International Positioning:

We have been able to solidify our brand and involvement in the mid-large to large-cap sector globally. During 2024-25, with the acquisition of TWO95 International Inc we have been able to strengthen our presence in the North American market. Currently we have also recruited a senior person to drive our business in the European Region and we feel we will have a reasonable success in this endeavor. We have rolled out most variants of Managed PKI use cases across geographies to serve as a reference and knowledge base for further re-selling along similar models. In South America one of the country?s central bank has been our customer, which is leading to many other conversations in the region. On Trust Services we have aligned with one Trust Service Provider in Chile and one in Peru to set up issuing CA based on our emSign root CA and issue certificates locally. In Indonesia we have won our first large deal from a large public sector corporate for our emSigner with eStamping and mobile application. This has paved the way for many other conversations in the region. With all these, our international revenue increased by 57.5 % during 2024-25.

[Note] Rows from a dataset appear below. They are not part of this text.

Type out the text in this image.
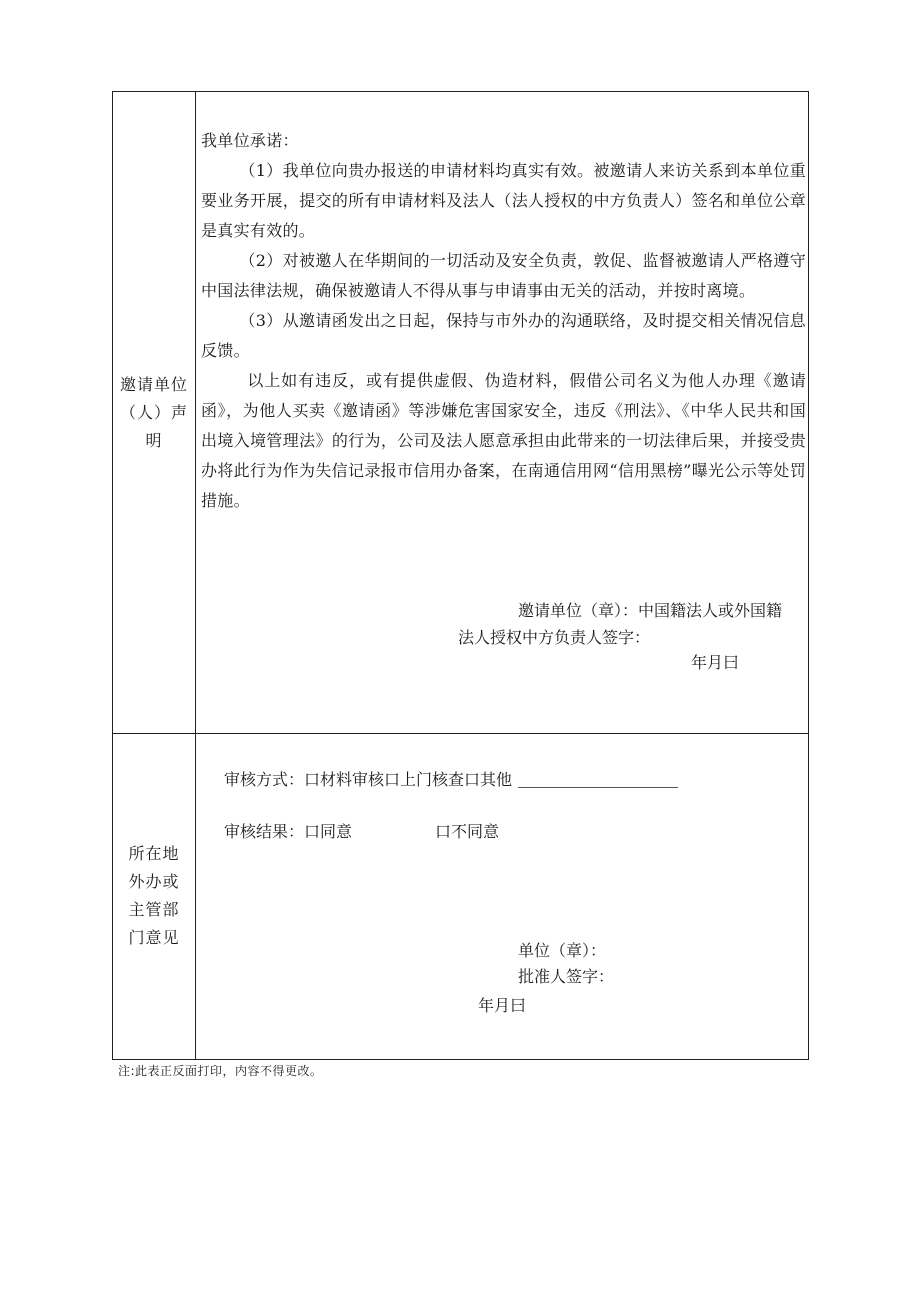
邀请单位（人）声明

我单位承诺：

（1）我单位向贵办报送的申请材料均真实有效。被邀请人来访关系到本单位重要业务开展，提交的所有申请材料及法人（法人授权的中方负责人）签名和单位公章是真实有效的。

（2）对被邀人在华期间的一切活动及安全负责，敦促、监督被邀请人严格遵守中国法律法规，确保被邀请人不得从事与申请事由无关的活动，并按时离境。

（3）从邀请函发出之日起，保持与市外办的沟通联络，及时提交相关情况信息反馈。

以上如有违反，或有提供虚假、伪造材料，假借公司名义为他人办理《邀请函》，为他人买卖《邀请函》等涉嫌危害国家安全，违反《刑法》、《中华人民共和国出境入境管理法》的行为，公司及法人愿意承担由此带来的一切法律后果，并接受贵办将此行为作为失信记录报市信用办备案，在南通信用网“信用黑榜”曝光公示等处罚措施。

邀请单位（章）：中国籍法人或外国籍
法人授权中方负责人签字：
年月曰
所在地外办或主管部门意见
审核方式：口材料审核口上门核查口其他
审核结果：口同意	口不同意
单位（章）：
批准人签字：
年月曰
注:此表正反面打印，内容不得更改。
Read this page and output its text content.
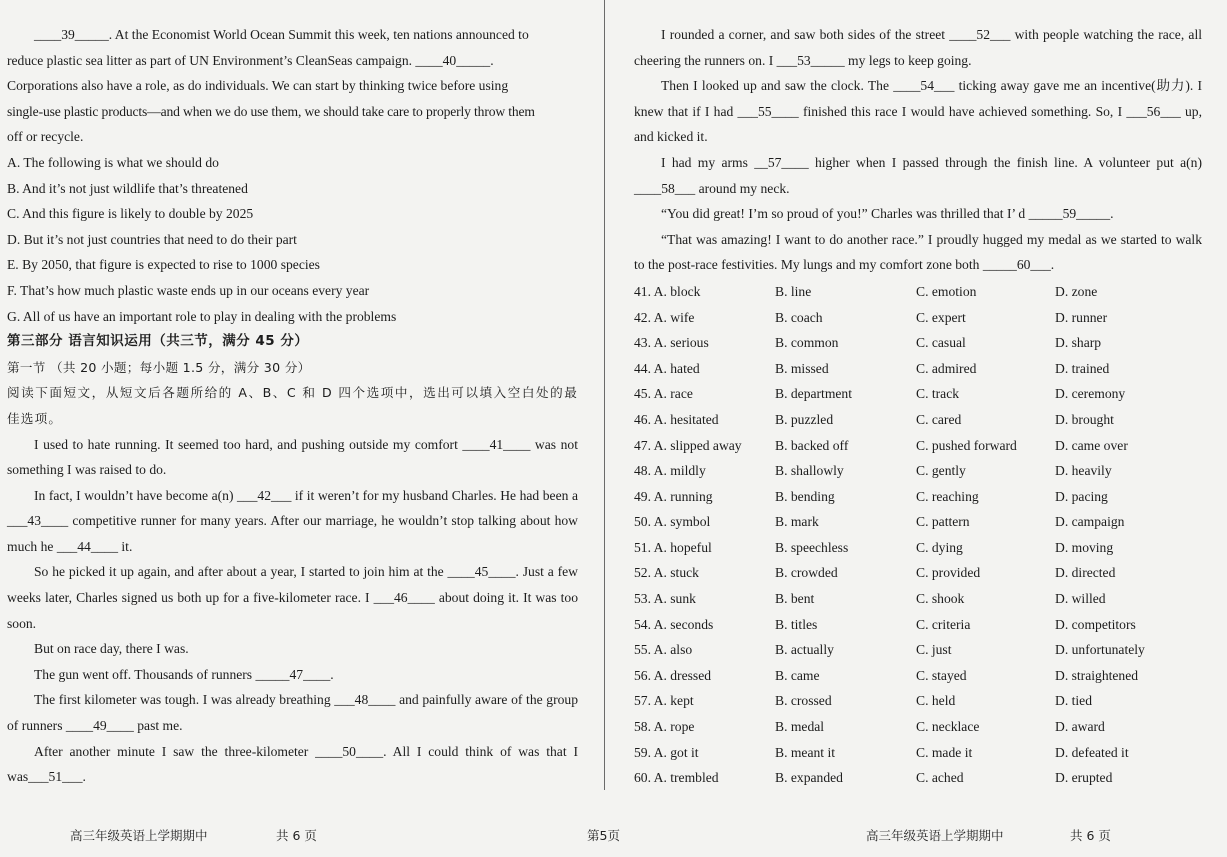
____39_____. At the Economist World Ocean Summit this week, ten nations announced to

reduce plastic sea litter as part of UN Environment’s CleanSeas campaign. ____40_____.

Corporations also have a role, as do individuals. We can start by thinking twice before using

single-use plastic products—and when we do use them, we should take care to properly throw them

off or recycle.

A. The following is what we should do

B. And it’s not just wildlife that’s threatened

C. And this figure is likely to double by 2025

D. But it’s not just countries that need to do their part

E. By 2050, that figure is expected to rise to 1000 species

F. That’s how much plastic waste ends up in our oceans every year

G. All of us have an important role to play in dealing with the problems

第三部分 语言知识运用（共三节，满分 45 分）

第一节 （共 20 小题；每小题 1.5 分，满分 30 分）

阅读下面短文，从短文后各题所给的 A、B、C 和 D 四个选项中，选出可以填入空白处的最佳选项。

I used to hate running. It seemed too hard, and pushing outside my comfort ____41____ was not something I was raised to do.

In fact, I wouldn’t have become a(n) ___42___ if it weren’t for my husband Charles. He had been a ___43____ competitive runner for many years. After our marriage, he wouldn’t stop talking about how much he ___44____ it.

So he picked it up again, and after about a year, I started to join him at the ____45____. Just a few weeks later, Charles signed us both up for a five-kilometer race. I ___46____ about doing it. It was too soon.

But on race day, there I was.

The gun went off. Thousands of runners _____47____.

The first kilometer was tough. I was already breathing ___48____ and painfully aware of the group of runners ____49____ past me.

After another minute I saw the three-kilometer ____50____. All I could think of was that I was___51___.

I rounded a corner, and saw both sides of the street ____52___ with people watching the race, all cheering the runners on. I ___53_____ my legs to keep going.

Then I looked up and saw the clock. The ____54___ ticking away gave me an incentive(助力). I knew that if I had ___55____ finished this race I would have achieved something. So, I ___56___ up, and kicked it.

I had my arms __57____ higher when I passed through the finish line. A volunteer put a(n) ____58___ around my neck.

“You did great! I’m so proud of you!” Charles was thrilled that I’ d _____59_____.

“That was amazing! I want to do another race.” I proudly hugged my medal as we started to walk to the post-race festivities. My lungs and my comfort zone both _____60___.

41. A. block	B. line	C. emotion	D. zone
42. A. wife	B. coach	C. expert	D. runner
43. A. serious	B. common	C. casual	D. sharp
44. A. hated	B. missed	C. admired	D. trained
45. A. race	B. department	C. track	D. ceremony
46. A. hesitated	B. puzzled	C. cared	D. brought
47. A. slipped away	B. backed off	C. pushed forward	D. came over
48. A. mildly	B. shallowly	C. gently	D. heavily
49. A. running	B. bending	C. reaching	D. pacing
50. A. symbol	B. mark	C. pattern	D. campaign
51. A. hopeful	B. speechless	C. dying	D. moving
52. A. stuck	B. crowded	C. provided	D. directed
53. A. sunk	B. bent	C. shook	D. willed
54. A. seconds	B. titles	C. criteria	D. competitors
55. A. also	B. actually	C. just	D. unfortunately
56. A. dressed	B. came	C. stayed	D. straightened
57. A. kept	B. crossed	C. held	D. tied
58. A. rope	B. medal	C. necklace	D. award
59. A. got it	B. meant it	C. made it	D. defeated it
60. A. trembled	B. expanded	C. ached	D. erupted
高三年级英语上学期期中	共 6 页	第5页	高三年级英语上学期期中	共 6 页
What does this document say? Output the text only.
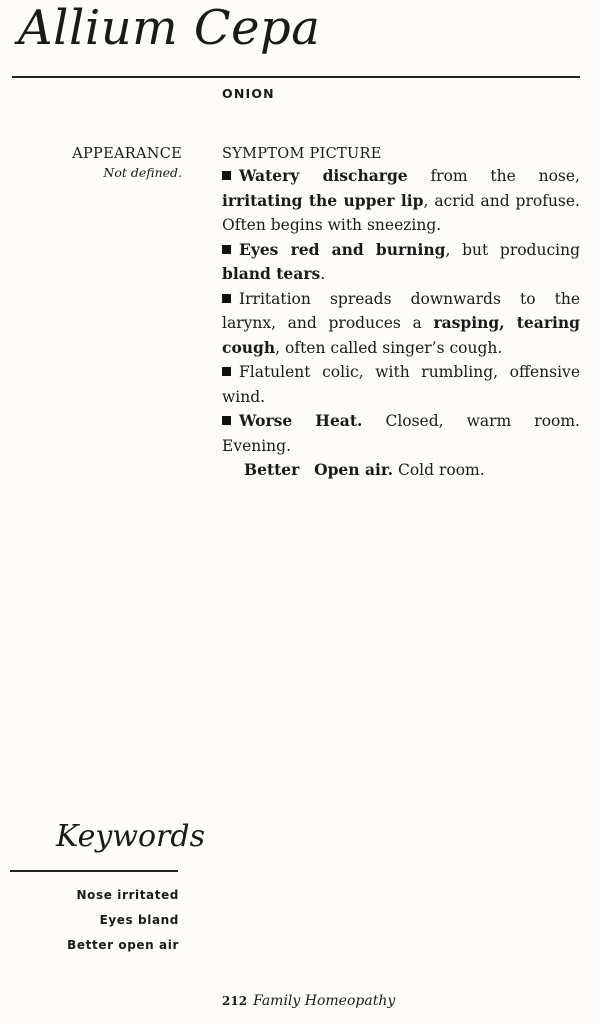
Allium Cepa
ONION
APPEARANCE
Not defined.
SYMPTOM PICTURE

Watery discharge from the nose, irritating the upper lip, acrid and profuse. Often begins with sneezing.

Eyes red and burning, but producing bland tears.

Irritation spreads downwards to the larynx, and produces a rasping, tearing cough, often called singer’s cough.

Flatulent colic, with rumbling, offensive wind.

Worse Heat. Closed, warm room.

Evening.

Better Open air. Cold room.

Keywords
Nose irritated
Eyes bland
Better open air
212 Family Homeopathy
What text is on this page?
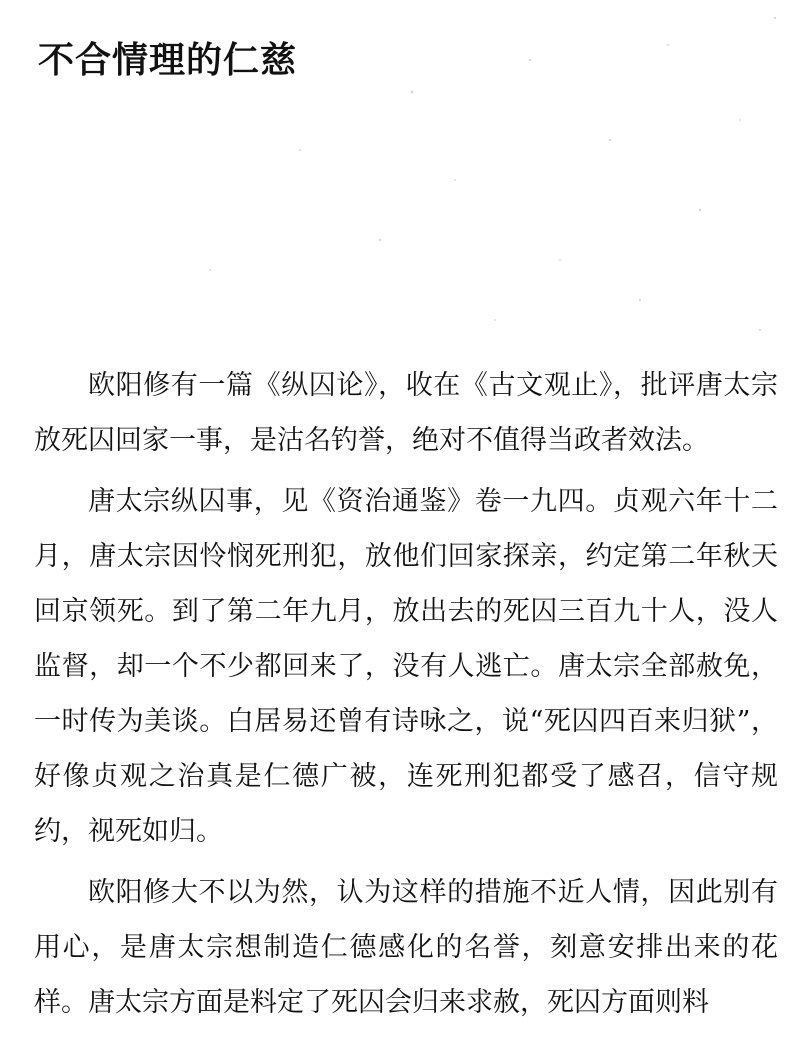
不合情理的仁慈

欧阳修有一篇《纵囚论》，收在《古文观止》，批评唐太宗放死囚回家一事，是沽名钓誉，绝对不值得当政者效法。

唐太宗纵囚事，见《资治通鉴》卷一九四。贞观六年十二月，唐太宗因怜悯死刑犯，放他们回家探亲，约定第二年秋天回京领死。到了第二年九月，放出去的死囚三百九十人，没人监督，却一个不少都回来了，没有人逃亡。唐太宗全部赦免，一时传为美谈。白居易还曾有诗咏之，说“死囚四百来归狱”，好像贞观之治真是仁德广被，连死刑犯都受了感召，信守规约，视死如归。

欧阳修大不以为然，认为这样的措施不近人情，因此别有用心，是唐太宗想制造仁德感化的名誉，刻意安排出来的花样。唐太宗方面是料定了死囚会归来求赦，死囚方面则料
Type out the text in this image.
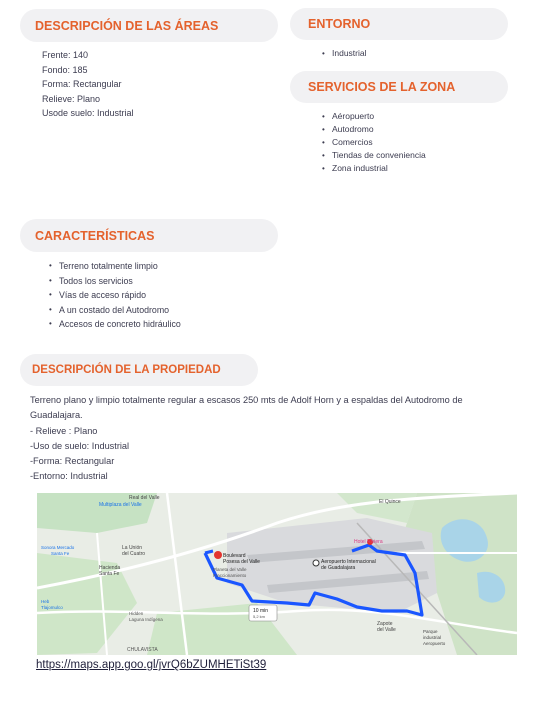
DESCRIPCIÓN DE LAS ÁREAS
Frente: 140
Fondo: 185
Forma: Rectangular
Relieve: Plano
Usode suelo: Industrial
ENTORNO
• Industrial
SERVICIOS DE LA ZONA
• Aéropuerto
• Autodromo
• Comercios
• Tiendas de conveniencia
• Zona industrial
CARACTERÍSTICAS
• Terreno totalmente limpio
• Todos los servicios
• Vías de acceso rápido
• A un costado del Autodromo
• Accesos de concreto hidráulico
DESCRIPCIÓN DE LA PROPIEDAD
Terreno plano y limpio totalmente regular a escasos 250 mts de Adolf Horn y a espaldas del Autodromo de
Guadalajara.
- Relieve : Plano
-Uso de suelo: Industrial
-Forma: Rectangular
-Entorno: Industrial
10 min
5,2 km
Real del Valle
Multiplaza del Valle	El Quince
Hotel Riviera
Boulevard
Posesa del Valle
Planeta del Valle
Fraccionamiento
Aeropuerto Internacional
de Guadalajara
La Unión
del Cuatro
Sonora Mercado
Santa Fe
Hacienda
Santa Fe
Heb
Tlajomulco
Hidden
Laguna Indígena
CHULAVISTA
Zapote
del Valle	Parque
industrial
Aeropuerto
https://maps.app.goo.gl/jvrQ6bZUMHETiSt39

Certifications, Accreditations and Membership in International Bodies:

We have obtained a variety of accreditations, security and compliance certifications, which we maintain on an ongoing basis. For example, we have received WebTrust Accreditation to provide services as a public certifying authority globally and to list our digital signature certificate roots with renowned browsers. We have also received certifications of compliance with the standards prescribed under CMMI Level 5 – Software Development Lifecycle Maturity, ISO 27001:2013, ISO 27018:2014, ISO 9000:2015, ISO 20000-1:2018, SOC 2 Type 1, SOC 2 Type 2 – Cloud Information Security, ISO 22301:2019, and certification for EAL 4+ Common Criteria by the Cyber Security Agency of Singapore.

Revenue Growth

Enterprise Solution- India

The enterprise business division in the India region showed a good increase of 42.6%

Enterprise Solution- Rest of the world

During 2024–25, the enterprise business division in the Rest of the World grew by 57.5% (including IKON, Two95) compared to the year 2023–24. The growth was driven by deeper penetration of our solutions in the Middle East, Africa, and the USA. The Company also secured some wins in the Asia-Pacific regions. With several marquee reference customers in global markets, the Company is well-positioned to capture the growth opportunities available for its solutions.

Trust Services

Revenue from Trust Services grew by 1.4% compared to the previous year (2023–24). The growth is muted as the income tax department removed the need for usage of digital signature in respect of tax audit cases other than that of Companies. Further, the competition increased due to licencing of several new certifying authorities.

8 . General: Standalone:

The revenue from operations of the Company on a standalone basis for the year ended 31st March 2025 was Rs. 2,029.60 million, showing an overall increase of 10.8% as compared to the previous years revenue of Rs. 1,832.59 million. As indicated earlier, the Trust Services business and enterprise business grew by 1.4% and 42.6% respectively

The EBITDA decreased by 8.6% to Rs. 423.07 million during the reporting period from Rs. 462.63 million in the previous year. The reduction is attributable to revised CCA guidelines regarding billing to end customers. Consequently, our partners were unable to sell the inventory in their possession, necessitating a DSC stock repurchase totalling Rs. 87.5 million. EBITDA for the financial year is 19.9% of total revenue, as compared to 24.2% in the last financial year.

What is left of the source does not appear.